Conscient de son physique, Joey l’entretient avec des séances de sport quotidiennes. Des sessions courtes, mais intensives de musculation. Le résultat est là : sous son tee-shirt blanc, les muscles pectoraux se dessinent. Les serveuses et les clientes du café le regardent plus d’une fois… Et pas que des jeunettes ! 
 
— Aurore, James, avez-vous déjà rencontré la mère de Sandra ? demande-t-il.
— Non.
— Moi si, répond Aurore. Mr Cyrus accepte que des filles viennent voir sa fille chez lui… Pas les garçons. 
— Je l’ai vu, lors des portes ouvertes d’Épicuriel. En août, vous vous rappelez ? C’est là qu’on s’est rencontrés, tous les quatre. Bref, j’ai vu la mère de Sandra… Une bombe ! Un canon, James…
— Attention à ce que tu vas dire, Joey ! Tu parles de ma mère, dis-je sur un ton glacial. 
— Vous auriez dû la voir : elle est sculpturale ! Elle est brune. Des cheveux épais et brillants. On dirait qu’ils sont vivants ! Grande, pulpeuse… Et sa bouche… on dirait des fruits écarlates…
 
Il ose parler de ma mère dans des termes inconvenants ! Seul mon père a le droit de le faire… Pas un abruti d’ado, perturbé par ses hormones.
 
— Connard !
 
Je saisis mon verre et lui lance à la figure… James et Aurore me dévisagent, stupéfaits.

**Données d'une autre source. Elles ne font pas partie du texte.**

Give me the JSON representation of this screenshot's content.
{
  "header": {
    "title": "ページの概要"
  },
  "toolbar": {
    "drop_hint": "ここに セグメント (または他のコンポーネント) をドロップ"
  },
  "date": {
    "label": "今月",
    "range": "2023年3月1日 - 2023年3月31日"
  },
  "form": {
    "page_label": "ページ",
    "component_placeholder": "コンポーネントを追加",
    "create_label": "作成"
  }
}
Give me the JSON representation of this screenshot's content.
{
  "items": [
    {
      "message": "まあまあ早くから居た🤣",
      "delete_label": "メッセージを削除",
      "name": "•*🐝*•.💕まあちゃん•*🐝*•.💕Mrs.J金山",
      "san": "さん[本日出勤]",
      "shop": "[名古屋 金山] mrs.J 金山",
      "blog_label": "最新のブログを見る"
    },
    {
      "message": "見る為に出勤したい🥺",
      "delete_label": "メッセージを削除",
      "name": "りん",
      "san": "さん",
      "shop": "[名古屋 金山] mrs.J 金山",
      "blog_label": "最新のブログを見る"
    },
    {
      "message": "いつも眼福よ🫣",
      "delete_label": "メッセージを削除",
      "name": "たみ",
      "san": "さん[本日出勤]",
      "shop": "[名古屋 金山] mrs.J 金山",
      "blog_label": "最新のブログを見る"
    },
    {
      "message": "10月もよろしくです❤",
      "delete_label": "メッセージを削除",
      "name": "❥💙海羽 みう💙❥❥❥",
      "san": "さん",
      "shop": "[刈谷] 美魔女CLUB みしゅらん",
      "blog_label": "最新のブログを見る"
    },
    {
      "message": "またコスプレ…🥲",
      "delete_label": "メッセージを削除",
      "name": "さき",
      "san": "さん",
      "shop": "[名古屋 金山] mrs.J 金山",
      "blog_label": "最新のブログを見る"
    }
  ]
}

Dans les yeux de Joey, je lis la colère… et le désir… Ce salaud est excité par mon agressivité ! Dégoûtée, furieuse, j'attrape mon sac avant de quitter précipitamment le Vif Argent. 

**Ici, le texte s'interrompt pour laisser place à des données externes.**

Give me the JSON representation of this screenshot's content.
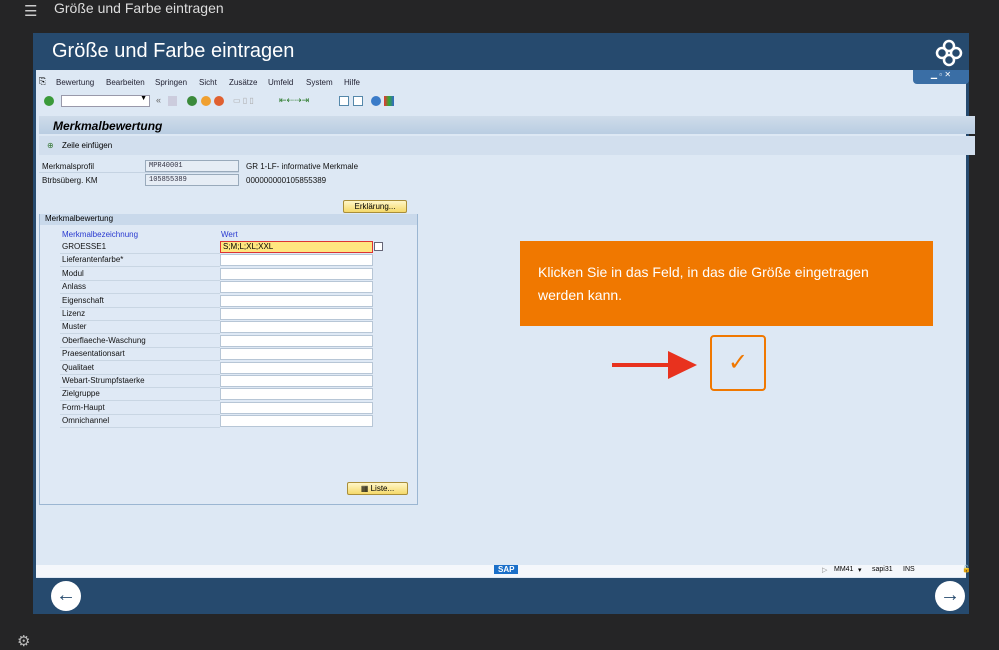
{
  "app": {
    "title": "Größe und Farbe eintragen"
  },
  "panel": {
    "title": "Größe und Farbe eintragen"
  },
  "menu": [
    "Bewertung",
    "Bearbeiten",
    "Springen",
    "Sicht",
    "Zusätze",
    "Umfeld",
    "System",
    "Hilfe"
  ],
  "sap": {
    "screen_title": "Merkmalbewertung",
    "app_button": "Zeile einfügen",
    "fields": [
      {
        "label": "Merkmalsprofil",
        "value": "MPR40001",
        "desc": "GR 1-LF- informative  Merkmale"
      },
      {
        "label": "Btrbsüberg. KM",
        "value": "105855389",
        "desc": "000000000105855389"
      }
    ],
    "explain_button": "Erklärung...",
    "group_title": "Merkmalbewertung",
    "col_name": "Merkmalbezeichnung",
    "col_value": "Wert",
    "rows": [
      {
        "name": "GROESSE1",
        "value": "S;M;L;XL;XXL"
      },
      {
        "name": "Lieferantenfarbe*",
        "value": ""
      },
      {
        "name": "Modul",
        "value": ""
      },
      {
        "name": "Anlass",
        "value": ""
      },
      {
        "name": "Eigenschaft",
        "value": ""
      },
      {
        "name": "Lizenz",
        "value": ""
      },
      {
        "name": "Muster",
        "value": ""
      },
      {
        "name": "Oberflaeche-Waschung",
        "value": ""
      },
      {
        "name": "Praesentationsart",
        "value": ""
      },
      {
        "name": "Qualitaet",
        "value": ""
      },
      {
        "name": "Webart-Strumpfstaerke",
        "value": ""
      },
      {
        "name": "Zielgruppe",
        "value": ""
      },
      {
        "name": "Form-Haupt",
        "value": ""
      },
      {
        "name": "Omnichannel",
        "value": ""
      }
    ],
    "list_button": "Liste...",
    "status": {
      "logo": "SAP",
      "transaction": "MM41",
      "server": "sapi31",
      "mode": "INS"
    }
  },
  "instruction": "Klicken Sie in das Feld, in das die Größe eingetragen werden kann.",
  "colors": {
    "accent": "#f07800",
    "panel": "#264a6e",
    "arrow": "#e8321e"
  }
}
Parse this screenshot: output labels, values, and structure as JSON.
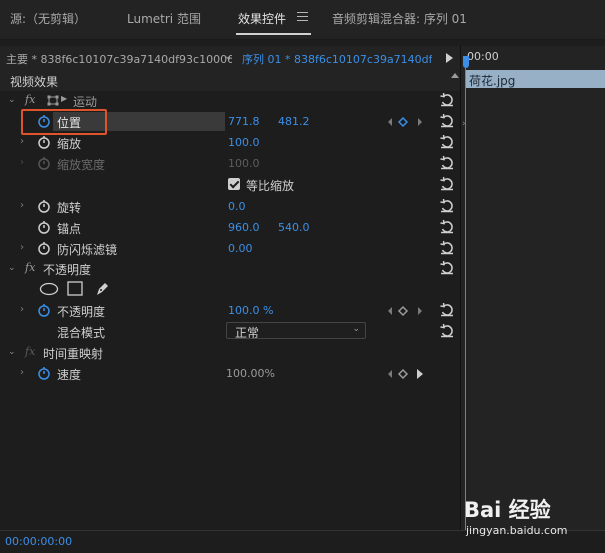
{
  "tabs": [
    {
      "label": "源:（无剪辑）"
    },
    {
      "label": "Lumetri 范围"
    },
    {
      "label": "效果控件"
    },
    {
      "label": "音频剪辑混合器: 序列 01"
    }
  ],
  "source": {
    "master": "主要 * 838f6c10107c39a7140df93c10006...",
    "sequence": "序列 01 * 838f6c10107c39a7140df93c..."
  },
  "panel": {
    "header": "视频效果",
    "motion": {
      "label": "运动"
    },
    "position": {
      "label": "位置",
      "x": "771.8",
      "y": "481.2"
    },
    "scale": {
      "label": "缩放",
      "value": "100.0"
    },
    "scale_width": {
      "label": "缩放宽度",
      "value": "100.0"
    },
    "uniform_scale": {
      "label": "等比缩放"
    },
    "rotation": {
      "label": "旋转",
      "value": "0.0"
    },
    "anchor": {
      "label": "锚点",
      "x": "960.0",
      "y": "540.0"
    },
    "antiflicker": {
      "label": "防闪烁滤镜",
      "value": "0.00"
    },
    "opacity_section": {
      "label": "不透明度"
    },
    "opacity": {
      "label": "不透明度",
      "value": "100.0 %"
    },
    "blend_mode": {
      "label": "混合模式",
      "value": "正常"
    },
    "time_remap": {
      "label": "时间重映射"
    },
    "speed": {
      "label": "速度",
      "value": "100.00%"
    }
  },
  "timeline": {
    "time": "00:00",
    "clip_name": "荷花.jpg"
  },
  "footer": {
    "time": "00:00:00:00"
  },
  "watermark": {
    "text": "Bai 经验",
    "url": "jingyan.baidu.com"
  },
  "colors": {
    "accent": "#3b8fe6",
    "highlight_box": "#e0542c"
  }
}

Je prends le bus. Mon high school est à 20 minutes de chez moi. Assise sur un siège, je laisse ma colère refluer lentement… Je n’ai pas supporté qu’il évoque ma mère d’une façon aussi évocatrice. J’ai eu l’impression qu’il bandait littéralement ! Intolérable… À l’entendre, les Cyrus, mère et fille, sont des catins !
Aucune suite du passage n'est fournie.